Mereka melangkah mendekati si nenek, lantas duduk di hadapannya.

"Permisi, Nek," ucap Retno pelan.

Si nenek memalingkan wajahnya dari laut dan menatap Retno juga Wawan bergantian.

"Ya, ada apa?" tanyanya diiringi senyum.

Retno dan Wawan bernapas lega, akhirnya ada yang merespon mereka dengan ramah di tempat ini.

"K-kami mau numpang tanya, itu pun kalau, Nenek, gak keberatan," ucap Wawan.

"Silakan...."

Wawan menyikut tangan Retno, "Buruan!"

"Kami mau nanya di mana rumah ... Santi, Nek?" tanya Retno sedikit ragu.

Lama si nenek terdiam, tetapi tak beranjak pergi meninggalkan warung seperti yang lainnya.

"Akan saya antar jika mau," jawabnya pada akhirnya.

Wajah Retno dan Wawan berubah cerah seketika. "Terima kasih, Nek," ucap Retno.

"Tapi sebelum itu, ada hal yang ingin nenek tanya," lanjut si nenek yang membuat mereka berharap-harap cemas kembali. "Apa tujuan kalian ke sana? Karena jika tak terlalu penting, lebih baik jangan."

"Kenapa jangan?" tanya Retno.

Wanita dengan rambut putih yang menghiasi hampir seluruh kepalanya itu, menatap Retno dengan saksama.

"Karena siapa pun yang datang dan mengunjungi rumah Santi, apalagi bertemu dengannya, dia akan mengalami hal-hal aneh."

"Hal aneh? Apa itu?" Wawan tak kuasa menahan rasa penasarannya.

"Nanti juga kalian tahu jika memutuskan untuk tetap ke rumahnya." Si nenek tersenyum melihat raut muka Retno dan Wawan yang mengerut.

"Bagaimana, Ret?"

"Lanjutkan!" seru Retno yakin.

Wawan tertawa. "Kau memang gila!"

"Kalau itu mau kalian, mari saya antar."

"Tapi sekarang lagi...." Wawan ternganga saat melihat ke arah jalan.

"Lagi apa ...?" tanya si nenek lantas tersenyum.

"Tadi waktu lagi ngobrol, masih hujan, kan, Ret?" bisik Wawan.

"Sepertinya kali ini memang akan lebih sulit dan menantang. Kau yakin masih mau ikut? Aku tak akan melarang jika kau mau kembali," ucap Retno sambil tetap memperhatikan si nenek berjalan di depan mereka.

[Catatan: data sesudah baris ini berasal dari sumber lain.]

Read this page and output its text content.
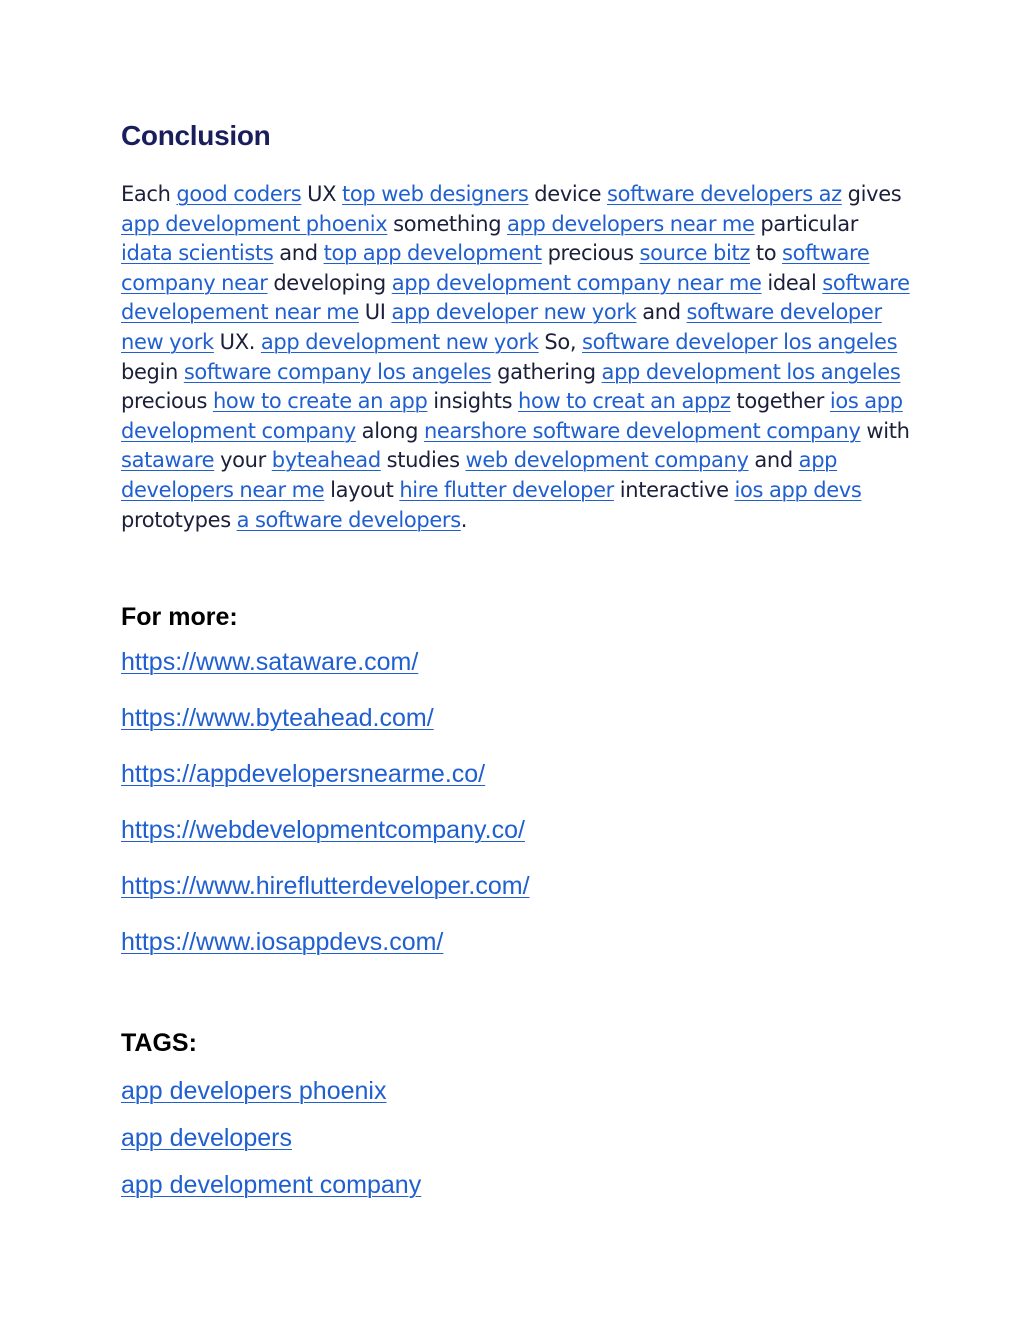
Conclusion

Each good coders UX top web designers device software developers az gives app development phoenix something app developers near me particular idata scientists and top app development precious source bitz to software company near developing app development company near me ideal software developement near me UI app developer new york and software developer new york UX. app development new york So, software developer los angeles begin software company los angeles gathering app development los angeles precious how to create an app insights how to creat an appz together ios app development company along nearshore software development company with sataware your byteahead studies web development company and app developers near me layout hire flutter developer interactive ios app devs prototypes a software developers.

For more:
https://www.sataware.com/
https://www.byteahead.com/
https://appdevelopersnearme.co/
https://webdevelopmentcompany.co/
https://www.hireflutterdeveloper.com/
https://www.iosappdevs.com/
TAGS:
app developers phoenix
app developers
app development company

"Aku tetap ikut!" seru Wawan dengan tekad bulat.

Mereka pun meninggalkan warung yang sekarang kosong, meninggalkan motornya begitu saja di depan warung, berjalan kaki mengiringi langkah si nenek.

Setiap warga yang berada di warung dan rumah yang mereka lalui, menatap mereka dengan sinis dan penuh kecurigaan, tetapi mereka mencoba mengabaikan, tetap melangkah menuju rumah Santi.

"Jadi itu alasan warga di sini menghindari pertanyaan tentang Santi?" tanya Retno di sela perjalanan.

"Ya! Mereka tidak mau mengalami hal buruk lagi dengan membahas soal Santi," jawab si nenek.

Tak sampai lima menit berjalan, si nenek berhenti melangkah, menatap sebuah rumah dari kayu belian yang cukup besar.

"Kenapa, Nek?" tanya Retno.

"Itu rumahnya!"

Ternyata tak sejauh yang mereka duga dan tak seperti bayangan mereka tentang rumah yang sederhana.